I am trying to plot two charts to show correlation between them.
My first plot shows the phase error, the events for which are coming at regular interval (every second, except when there is some problem at which time there will be some gap).
My second plot is to show state transition. This state transition events are sparse and we get only a few data points (depending on the value of phase error).
So I read up this: https://www.elastic.co/blog/sparse-timeseries-and-timelion
and prepared following Timelion queries:
Phase Error: .es(exists:n_pll_phase_error).if(eq, 0, null, .es(metric="max:n_pll_phase_error"))
State Transition: .es(exists:n_pll_to_state).if(eq, 0, null, .es(metric="max:n_pll_to_state"))
And here is the incoming data for state transitions:
Within the same interval, phase error have 147,593 incoming events.
With the above queries, I see following two charts. Phase error is good but State transition is just a line.
I zoom in and don't see any data for second chart.
I use points() function and see all the 7 events.
.es(exists:n_pll_to_state).if(eq, 0, null, .es(metric="max:n_pll_to_state")).points()
Instead of points(), I use fit(none) then the chart almost looks correct.
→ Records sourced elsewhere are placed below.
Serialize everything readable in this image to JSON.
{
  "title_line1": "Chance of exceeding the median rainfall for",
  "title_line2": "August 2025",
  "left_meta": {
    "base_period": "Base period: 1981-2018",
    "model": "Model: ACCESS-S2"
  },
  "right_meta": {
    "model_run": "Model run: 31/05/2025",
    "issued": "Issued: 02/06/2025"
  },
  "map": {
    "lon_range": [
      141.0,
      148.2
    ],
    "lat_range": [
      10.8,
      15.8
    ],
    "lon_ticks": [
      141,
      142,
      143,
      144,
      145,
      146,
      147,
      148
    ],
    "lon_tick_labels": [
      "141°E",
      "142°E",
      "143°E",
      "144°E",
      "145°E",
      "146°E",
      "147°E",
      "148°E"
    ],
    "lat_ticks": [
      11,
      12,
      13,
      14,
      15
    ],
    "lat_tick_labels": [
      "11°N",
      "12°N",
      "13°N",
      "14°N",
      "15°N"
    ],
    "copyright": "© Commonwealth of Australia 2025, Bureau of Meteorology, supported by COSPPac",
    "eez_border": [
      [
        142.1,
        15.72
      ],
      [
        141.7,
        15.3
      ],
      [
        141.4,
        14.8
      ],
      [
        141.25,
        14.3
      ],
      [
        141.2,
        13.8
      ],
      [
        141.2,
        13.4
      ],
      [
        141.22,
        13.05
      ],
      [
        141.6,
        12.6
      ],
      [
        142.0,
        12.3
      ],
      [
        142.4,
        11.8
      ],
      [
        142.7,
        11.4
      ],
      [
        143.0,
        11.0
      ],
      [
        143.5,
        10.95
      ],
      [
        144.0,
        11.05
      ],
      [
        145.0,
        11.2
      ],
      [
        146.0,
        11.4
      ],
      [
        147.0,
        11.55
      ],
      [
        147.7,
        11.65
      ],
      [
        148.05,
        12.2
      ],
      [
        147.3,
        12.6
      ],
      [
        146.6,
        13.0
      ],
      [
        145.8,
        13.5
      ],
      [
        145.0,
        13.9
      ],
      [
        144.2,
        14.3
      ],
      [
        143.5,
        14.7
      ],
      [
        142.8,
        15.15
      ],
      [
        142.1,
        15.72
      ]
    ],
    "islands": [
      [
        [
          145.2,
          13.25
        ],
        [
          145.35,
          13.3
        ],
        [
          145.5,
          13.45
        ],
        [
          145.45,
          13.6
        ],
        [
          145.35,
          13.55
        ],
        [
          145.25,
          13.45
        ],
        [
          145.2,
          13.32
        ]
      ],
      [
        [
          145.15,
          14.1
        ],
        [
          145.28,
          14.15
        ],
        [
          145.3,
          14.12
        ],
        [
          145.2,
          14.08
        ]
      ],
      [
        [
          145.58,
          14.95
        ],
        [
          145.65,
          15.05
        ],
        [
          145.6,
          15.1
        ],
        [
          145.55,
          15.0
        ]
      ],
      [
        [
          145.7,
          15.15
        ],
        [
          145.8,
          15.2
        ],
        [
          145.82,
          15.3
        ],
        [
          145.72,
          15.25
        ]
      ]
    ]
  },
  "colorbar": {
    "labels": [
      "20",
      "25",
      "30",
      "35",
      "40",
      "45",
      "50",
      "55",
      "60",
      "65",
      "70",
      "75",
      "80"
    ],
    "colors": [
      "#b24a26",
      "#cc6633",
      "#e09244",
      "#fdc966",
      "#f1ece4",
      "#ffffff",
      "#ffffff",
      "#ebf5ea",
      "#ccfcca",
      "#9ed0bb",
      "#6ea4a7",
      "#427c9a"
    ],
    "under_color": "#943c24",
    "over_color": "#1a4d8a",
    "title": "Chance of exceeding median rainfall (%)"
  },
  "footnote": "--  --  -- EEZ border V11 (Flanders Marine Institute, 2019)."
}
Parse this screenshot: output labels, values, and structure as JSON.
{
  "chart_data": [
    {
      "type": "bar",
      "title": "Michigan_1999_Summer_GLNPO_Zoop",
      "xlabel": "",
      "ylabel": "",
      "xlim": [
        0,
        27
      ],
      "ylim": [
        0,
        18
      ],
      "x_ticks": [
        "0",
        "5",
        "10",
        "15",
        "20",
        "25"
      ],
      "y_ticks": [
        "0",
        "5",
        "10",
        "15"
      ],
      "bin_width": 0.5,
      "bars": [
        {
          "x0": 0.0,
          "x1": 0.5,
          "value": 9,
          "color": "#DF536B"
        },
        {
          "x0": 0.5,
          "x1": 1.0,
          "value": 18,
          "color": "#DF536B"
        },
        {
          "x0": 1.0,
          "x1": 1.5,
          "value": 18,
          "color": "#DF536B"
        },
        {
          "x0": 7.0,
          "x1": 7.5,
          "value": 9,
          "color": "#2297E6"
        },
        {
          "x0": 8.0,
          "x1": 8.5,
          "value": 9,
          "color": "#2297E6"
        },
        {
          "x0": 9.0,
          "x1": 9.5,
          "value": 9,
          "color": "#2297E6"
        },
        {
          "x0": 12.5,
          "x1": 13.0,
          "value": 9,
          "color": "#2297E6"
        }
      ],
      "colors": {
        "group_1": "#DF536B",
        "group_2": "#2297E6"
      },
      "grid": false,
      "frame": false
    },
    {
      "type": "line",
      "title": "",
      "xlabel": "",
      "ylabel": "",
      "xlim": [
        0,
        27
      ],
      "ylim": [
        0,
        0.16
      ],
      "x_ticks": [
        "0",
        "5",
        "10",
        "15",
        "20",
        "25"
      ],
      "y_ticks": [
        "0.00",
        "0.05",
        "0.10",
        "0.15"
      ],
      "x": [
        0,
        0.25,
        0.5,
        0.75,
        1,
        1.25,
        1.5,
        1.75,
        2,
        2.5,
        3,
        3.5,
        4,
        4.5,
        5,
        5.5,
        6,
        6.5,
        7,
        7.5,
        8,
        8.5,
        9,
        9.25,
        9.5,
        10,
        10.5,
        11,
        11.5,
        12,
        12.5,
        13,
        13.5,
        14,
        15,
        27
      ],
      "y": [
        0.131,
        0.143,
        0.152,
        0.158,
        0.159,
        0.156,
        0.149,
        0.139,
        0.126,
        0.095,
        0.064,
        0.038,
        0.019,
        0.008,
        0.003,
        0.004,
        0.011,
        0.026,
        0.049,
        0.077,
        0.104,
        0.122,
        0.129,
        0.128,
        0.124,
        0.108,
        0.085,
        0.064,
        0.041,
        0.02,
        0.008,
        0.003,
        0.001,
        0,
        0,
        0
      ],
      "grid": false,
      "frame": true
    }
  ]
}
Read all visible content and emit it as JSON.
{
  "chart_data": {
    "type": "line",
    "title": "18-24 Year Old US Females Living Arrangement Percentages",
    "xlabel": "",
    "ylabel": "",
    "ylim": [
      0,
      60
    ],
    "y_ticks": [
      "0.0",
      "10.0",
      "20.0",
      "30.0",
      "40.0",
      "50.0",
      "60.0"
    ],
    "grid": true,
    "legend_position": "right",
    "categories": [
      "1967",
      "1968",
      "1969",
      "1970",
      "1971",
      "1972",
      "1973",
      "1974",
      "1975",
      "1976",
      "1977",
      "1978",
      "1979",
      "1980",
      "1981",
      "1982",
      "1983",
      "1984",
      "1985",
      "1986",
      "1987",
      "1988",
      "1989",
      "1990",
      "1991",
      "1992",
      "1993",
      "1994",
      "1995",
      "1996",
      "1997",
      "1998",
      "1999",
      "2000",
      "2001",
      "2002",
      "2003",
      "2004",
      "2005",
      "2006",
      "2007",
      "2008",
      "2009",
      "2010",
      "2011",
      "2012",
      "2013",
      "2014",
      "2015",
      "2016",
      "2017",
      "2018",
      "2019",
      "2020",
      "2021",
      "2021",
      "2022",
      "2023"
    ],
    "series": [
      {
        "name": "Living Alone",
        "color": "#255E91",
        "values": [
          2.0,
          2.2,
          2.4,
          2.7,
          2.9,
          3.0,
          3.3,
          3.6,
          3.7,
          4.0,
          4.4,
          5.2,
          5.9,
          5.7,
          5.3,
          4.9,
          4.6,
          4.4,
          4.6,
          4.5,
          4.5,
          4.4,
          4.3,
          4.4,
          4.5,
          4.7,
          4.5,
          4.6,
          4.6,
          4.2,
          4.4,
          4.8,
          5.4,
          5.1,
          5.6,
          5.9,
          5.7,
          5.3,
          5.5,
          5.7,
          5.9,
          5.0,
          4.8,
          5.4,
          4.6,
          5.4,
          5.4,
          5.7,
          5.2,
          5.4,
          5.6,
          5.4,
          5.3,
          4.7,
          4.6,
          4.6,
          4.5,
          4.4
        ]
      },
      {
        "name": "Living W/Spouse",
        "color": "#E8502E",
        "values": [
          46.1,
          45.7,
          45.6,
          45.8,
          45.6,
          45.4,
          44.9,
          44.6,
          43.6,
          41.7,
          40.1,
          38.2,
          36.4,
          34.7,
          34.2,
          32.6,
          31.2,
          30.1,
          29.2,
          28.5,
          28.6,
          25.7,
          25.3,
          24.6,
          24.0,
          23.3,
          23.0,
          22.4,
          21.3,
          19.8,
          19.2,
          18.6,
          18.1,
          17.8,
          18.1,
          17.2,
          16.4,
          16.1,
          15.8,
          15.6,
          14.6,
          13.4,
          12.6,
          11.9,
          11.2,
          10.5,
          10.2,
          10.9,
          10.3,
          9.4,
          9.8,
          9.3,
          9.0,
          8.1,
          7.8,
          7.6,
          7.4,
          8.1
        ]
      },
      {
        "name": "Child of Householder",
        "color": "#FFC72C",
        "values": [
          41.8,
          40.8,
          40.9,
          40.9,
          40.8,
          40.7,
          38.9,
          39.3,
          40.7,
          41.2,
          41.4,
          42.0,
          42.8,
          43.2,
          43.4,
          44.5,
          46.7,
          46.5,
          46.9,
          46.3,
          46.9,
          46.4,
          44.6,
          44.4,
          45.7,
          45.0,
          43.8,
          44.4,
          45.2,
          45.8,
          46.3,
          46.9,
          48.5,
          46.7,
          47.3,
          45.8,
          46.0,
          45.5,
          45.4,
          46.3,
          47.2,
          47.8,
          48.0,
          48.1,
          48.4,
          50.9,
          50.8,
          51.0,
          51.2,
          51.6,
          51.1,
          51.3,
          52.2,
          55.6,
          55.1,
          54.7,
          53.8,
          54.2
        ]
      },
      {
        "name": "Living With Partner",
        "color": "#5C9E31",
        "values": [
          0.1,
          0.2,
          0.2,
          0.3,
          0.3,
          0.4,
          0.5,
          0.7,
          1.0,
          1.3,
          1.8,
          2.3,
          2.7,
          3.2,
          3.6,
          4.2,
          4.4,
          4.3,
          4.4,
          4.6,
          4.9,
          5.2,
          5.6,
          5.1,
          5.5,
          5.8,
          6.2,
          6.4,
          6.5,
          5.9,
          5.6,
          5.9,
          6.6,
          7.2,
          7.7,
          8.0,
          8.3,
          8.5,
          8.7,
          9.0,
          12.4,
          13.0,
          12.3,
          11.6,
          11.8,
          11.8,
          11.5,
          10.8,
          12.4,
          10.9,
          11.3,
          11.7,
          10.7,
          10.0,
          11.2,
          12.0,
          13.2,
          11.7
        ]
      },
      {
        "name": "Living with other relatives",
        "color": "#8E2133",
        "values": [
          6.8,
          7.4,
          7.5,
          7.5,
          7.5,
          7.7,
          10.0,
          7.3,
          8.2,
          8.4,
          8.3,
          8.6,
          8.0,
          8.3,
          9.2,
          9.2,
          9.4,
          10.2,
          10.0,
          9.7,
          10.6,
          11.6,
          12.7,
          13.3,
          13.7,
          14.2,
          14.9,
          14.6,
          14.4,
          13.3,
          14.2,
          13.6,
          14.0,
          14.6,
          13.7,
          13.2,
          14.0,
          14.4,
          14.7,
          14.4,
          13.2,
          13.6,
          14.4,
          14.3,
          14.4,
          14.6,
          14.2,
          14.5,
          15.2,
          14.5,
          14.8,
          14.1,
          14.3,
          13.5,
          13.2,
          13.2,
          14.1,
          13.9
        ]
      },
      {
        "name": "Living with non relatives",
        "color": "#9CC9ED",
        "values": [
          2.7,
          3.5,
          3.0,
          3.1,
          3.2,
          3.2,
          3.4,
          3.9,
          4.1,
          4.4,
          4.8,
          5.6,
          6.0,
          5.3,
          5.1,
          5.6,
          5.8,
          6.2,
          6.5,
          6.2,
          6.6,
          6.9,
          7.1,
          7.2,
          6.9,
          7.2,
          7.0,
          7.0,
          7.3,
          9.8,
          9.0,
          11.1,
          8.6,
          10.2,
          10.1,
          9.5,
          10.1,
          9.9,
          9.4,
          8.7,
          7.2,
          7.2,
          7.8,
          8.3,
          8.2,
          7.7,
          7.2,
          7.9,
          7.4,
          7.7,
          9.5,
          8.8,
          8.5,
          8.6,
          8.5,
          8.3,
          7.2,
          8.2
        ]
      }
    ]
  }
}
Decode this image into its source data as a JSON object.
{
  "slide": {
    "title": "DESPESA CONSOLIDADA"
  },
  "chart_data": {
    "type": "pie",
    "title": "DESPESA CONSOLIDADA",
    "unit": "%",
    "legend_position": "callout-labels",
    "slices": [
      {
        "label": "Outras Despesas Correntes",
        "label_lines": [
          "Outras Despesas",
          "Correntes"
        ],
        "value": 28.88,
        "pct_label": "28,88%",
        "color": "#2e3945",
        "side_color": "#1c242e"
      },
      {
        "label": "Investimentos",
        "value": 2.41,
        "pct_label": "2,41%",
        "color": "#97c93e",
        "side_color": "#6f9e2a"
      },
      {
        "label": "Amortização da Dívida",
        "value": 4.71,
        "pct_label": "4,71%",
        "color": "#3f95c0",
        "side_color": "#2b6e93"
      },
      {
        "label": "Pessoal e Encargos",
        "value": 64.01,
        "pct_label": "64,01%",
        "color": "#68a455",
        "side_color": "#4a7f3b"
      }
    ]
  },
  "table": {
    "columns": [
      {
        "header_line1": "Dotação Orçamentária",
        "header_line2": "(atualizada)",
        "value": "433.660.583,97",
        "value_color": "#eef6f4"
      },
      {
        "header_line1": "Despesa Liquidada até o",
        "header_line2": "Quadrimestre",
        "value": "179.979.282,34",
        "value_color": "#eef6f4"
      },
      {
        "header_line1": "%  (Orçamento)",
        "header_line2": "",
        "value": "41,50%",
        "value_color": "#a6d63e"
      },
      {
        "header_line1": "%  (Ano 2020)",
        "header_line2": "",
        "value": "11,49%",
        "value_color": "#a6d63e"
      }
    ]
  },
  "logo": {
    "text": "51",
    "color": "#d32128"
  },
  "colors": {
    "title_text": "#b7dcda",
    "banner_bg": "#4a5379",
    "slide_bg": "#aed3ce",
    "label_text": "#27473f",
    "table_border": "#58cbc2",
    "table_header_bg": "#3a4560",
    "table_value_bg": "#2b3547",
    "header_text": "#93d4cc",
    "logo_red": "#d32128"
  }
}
.es(exists:n_pll_to_state).if(eq, 0, null, .es(metric="max:n_pll_to_state")).fit(none)
The reason I say almost is cause the first event came in transitioning from state 1 to state 3 but in the fit it shows state as 3 from the beginning of time which is misleading.
What I would to see instead is below chart:
Where the read line indicates the state change happened from 1 to 3 and happened at 00:32 (no assumption about prior state since it doesn't know what it was). Similarly, towards the end the line ends at 01:06 indicating that's all it knows.
If this is not doable, then I'd at least like to be able to show the initial state transition from 1 to 3 (its fine if fit() extrapolates the same data to past and future.)
Any other tips as to what's the best way to show state transitions?